Picaresque in structure, each chapter of ORCHID & THE WASP takes place over the course of one day in Gael’s life. When the book opens, Gael is only eleven; already fighting to hold her family together in the wake of her father’s affair. When he leaves and takes the title deeds with him, Gael steps in to save her mother’s career, as much as her person, and convinces her fragile brother of their home’s structural integrity. Desperate to outmaneuver downward mobility, Gael concocts a scheme that takes her far from Dublin, through the coke-dusted social clubs of London, the New York gallery scene, and to the early days of the Occupy movement, in a brilliant bid to save her loved ones.
With the fierce and unmatched Gael at its center, ORCHID & THE WASP is ambitious, gorgeous, immensely intelligent, and unapologetic in the best sense of the word. It is also remarkably timely, shining a bright light on this late Neo-Liberalist moment, as well as the dearth of strong, driven female protagonists in literature and entertainment—increasingly apparent in this #metoo moment. Gael takes a shrewd, swift account of the world around her and then barrels in, full force, demanding for herself what won’t come about naturally.
In electric prose, ORCHID & THE WASP wrestles with sexuality, economics, and the fallacy of meritocracy, and crackles with joyful fury and humor. Hughes examines what makes for a good life; what we are owed and what we must earn; and how events in our lives can turn us into people we never intended to be. A first novel of astonishing talent, ORCHID & THE WASP announces an exciting and singular new literary voice in Caoilinn Hughes.
About the author: Caoilinn Hughes is an Irish writer whose poetry collection Gathering Evidence won the Irish Times Shine/Strong Award.
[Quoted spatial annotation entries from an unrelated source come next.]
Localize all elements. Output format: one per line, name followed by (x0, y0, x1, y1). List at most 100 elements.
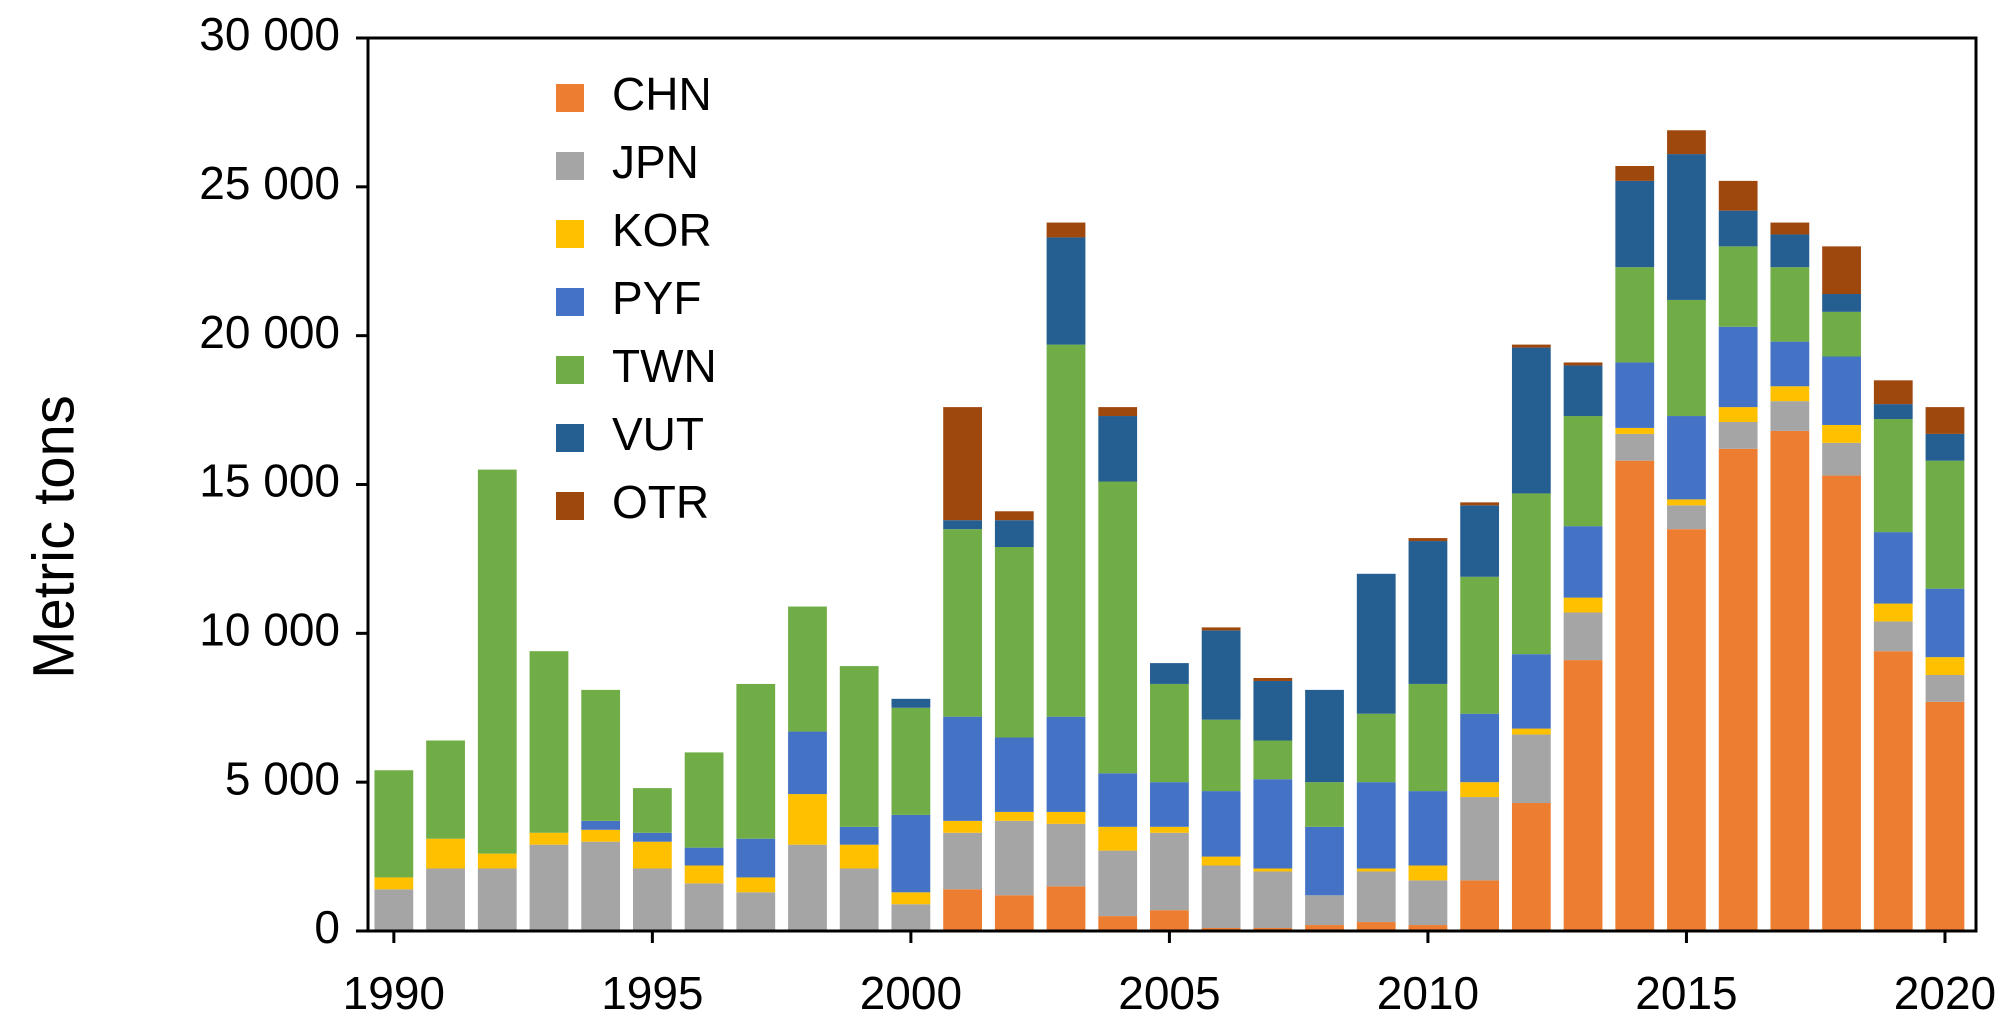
bar-segment (1873, 532, 1913, 604)
x-tick-label: 1995 (601, 967, 703, 1019)
bar-segment (1150, 663, 1189, 684)
bar-segment (1615, 180, 1655, 268)
bar-segment (1356, 713, 1396, 783)
bar-segment (1563, 416, 1603, 527)
bar-segment (1408, 683, 1448, 792)
bar-segment (426, 838, 465, 869)
bar-segment (1615, 165, 1655, 181)
bar-segment (994, 811, 1034, 821)
bar-segment (1718, 246, 1758, 327)
bar-segment (374, 889, 414, 931)
bar-segment (1098, 416, 1138, 482)
bar-segment (1615, 427, 1655, 434)
y-tick-label: 15 000 (199, 455, 340, 507)
bar-segment (1150, 826, 1189, 833)
bar-segment (1408, 865, 1448, 881)
legend-swatch (556, 288, 584, 316)
bar-segment (529, 844, 569, 931)
bar-segment (1253, 740, 1293, 780)
legend-label: TWN (612, 340, 717, 392)
y-tick-label: 20 000 (199, 306, 340, 358)
bar-segment (839, 868, 879, 931)
bar-segment (1098, 773, 1138, 827)
y-tick-label: 5 000 (225, 752, 340, 804)
bar-segment (477, 469, 517, 854)
bar-segment (1925, 588, 1965, 658)
bar-segment (1822, 356, 1861, 425)
bar-segment (529, 832, 569, 845)
bar-segment (1201, 856, 1241, 866)
bar-segment (839, 666, 879, 827)
bar-segment (684, 883, 724, 931)
bar-segment (1718, 407, 1758, 422)
bar-segment (891, 814, 931, 893)
bar-segment (1873, 651, 1913, 931)
bar-segment (1718, 421, 1758, 449)
bar-segment (1201, 791, 1241, 857)
bar-segment (477, 853, 517, 869)
bar-segment (1046, 886, 1086, 931)
y-tick-label: 0 (314, 901, 340, 953)
bar-segment (788, 731, 827, 795)
bar-segment (994, 820, 1034, 896)
bar-segment (1305, 689, 1344, 783)
bar-segment (1511, 493, 1551, 655)
bar-segment (1408, 791, 1448, 866)
bar-segment (788, 794, 827, 845)
x-tick-label: 2020 (1894, 967, 1996, 1019)
bar-segment (1305, 895, 1344, 926)
bar-segment (943, 820, 982, 833)
x-tick-label: 1990 (343, 967, 445, 1019)
bar-segment (1201, 865, 1241, 929)
bar-segment (581, 689, 621, 821)
x-tick-label: 2015 (1635, 967, 1737, 1019)
bar-segment (1046, 823, 1086, 887)
y-tick-label: 30 000 (199, 8, 340, 60)
bar-segment (1822, 293, 1861, 312)
bar-segment (1873, 404, 1913, 420)
bar-segment (1563, 612, 1603, 661)
bar-segment (1460, 797, 1500, 881)
bar-segment (374, 877, 414, 890)
bar-segment (1305, 925, 1344, 931)
bar-segment (1460, 782, 1500, 798)
bar-segment (1770, 386, 1810, 402)
bar-segment (1822, 424, 1861, 443)
bar-segment (1098, 850, 1138, 917)
bar-segment (994, 547, 1034, 738)
bar-segment (788, 606, 827, 732)
bar-segment (1253, 868, 1293, 872)
bar-segment (1718, 448, 1758, 931)
bar-segment (684, 752, 724, 848)
bar-segment (1511, 734, 1551, 804)
bar-segment (581, 820, 621, 830)
bar-segment (1667, 529, 1706, 931)
bar-segment (1615, 460, 1655, 931)
bar-segment (1253, 871, 1293, 929)
bar-segment (1356, 871, 1396, 923)
bar-segment (1511, 728, 1551, 735)
bar-segment (1046, 344, 1086, 717)
bar-segment (1925, 407, 1965, 434)
bar-segment (1511, 344, 1551, 348)
bar-segment (1511, 654, 1551, 729)
bar-segment (943, 716, 982, 821)
bar-segment (477, 868, 517, 931)
bar-segment (1563, 597, 1603, 613)
bar-segment (684, 847, 724, 866)
bar-segment (1718, 180, 1758, 211)
bar-segment (632, 868, 672, 931)
bar-segment (1925, 460, 1965, 589)
bar-segment (1098, 481, 1138, 774)
legend-swatch (556, 84, 584, 112)
bar-segment (1253, 779, 1293, 869)
bar-segment (1305, 826, 1344, 896)
bar-segment (1150, 782, 1189, 827)
bar-segment (1563, 365, 1603, 417)
bar-segment (1563, 362, 1603, 366)
legend-label: CHN (612, 68, 712, 120)
bar-segment (1408, 925, 1448, 931)
bar-segment (426, 868, 465, 931)
bar-segment (632, 841, 672, 869)
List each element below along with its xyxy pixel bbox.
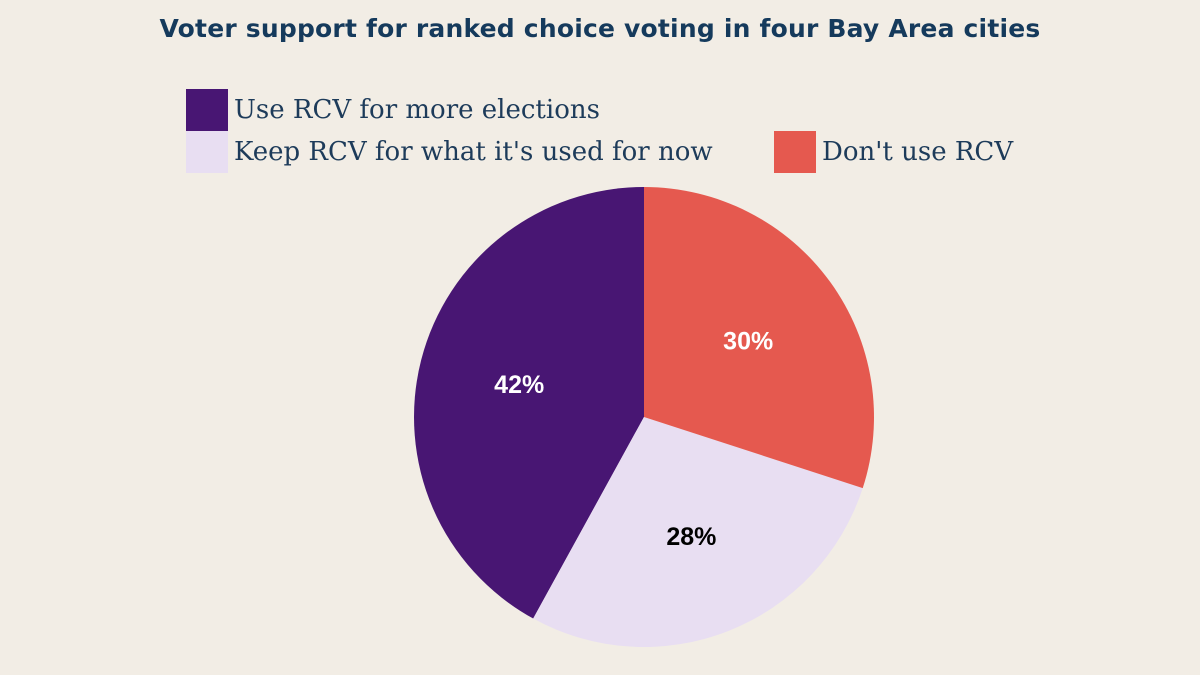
legend-label-dont-use-rcv: Don't use RCV	[822, 137, 1014, 167]
slice-label-more-elections: 42%	[494, 371, 544, 399]
legend-label-keep-rcv: Keep RCV for what it's used for now	[234, 137, 713, 167]
slice-more-elections	[414, 187, 644, 619]
legend-swatch-more-elections	[186, 89, 228, 131]
legend-label-more-elections: Use RCV for more elections	[234, 95, 600, 125]
legend-item-more-elections: Use RCV for more elections	[186, 89, 600, 131]
legend-item-keep-rcv: Keep RCV for what it's used for now	[186, 131, 713, 173]
slice-label-dont-use-rcv: 30%	[723, 327, 773, 355]
chart-title: Voter support for ranked choice voting i…	[159, 14, 1041, 43]
slice-dont-use-rcv	[644, 187, 874, 489]
legend-swatch-dont-use-rcv	[774, 131, 816, 173]
slice-label-keep-rcv: 28%	[666, 523, 716, 551]
legend: Use RCV for more elections Keep RCV for …	[0, 0, 1200, 200]
slice-keep-rcv	[533, 417, 863, 647]
legend-item-dont-use-rcv: Don't use RCV	[774, 131, 1013, 173]
legend-swatch-keep-rcv	[186, 131, 228, 173]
She is a fellow of the James Merrill Foundation, the Bogliasco Foundation, the Tin House Workshop, and Art Omi, and has received a Literature Bursary Award from the Arts Council of Ireland, and the Ireland Funds Monaco Award. Her work has appeared in Tin House, Granta, POETRY, Best British Poetry, BBC Radio 3, and elsewhere. She divides her time between the Netherlands and Ireland.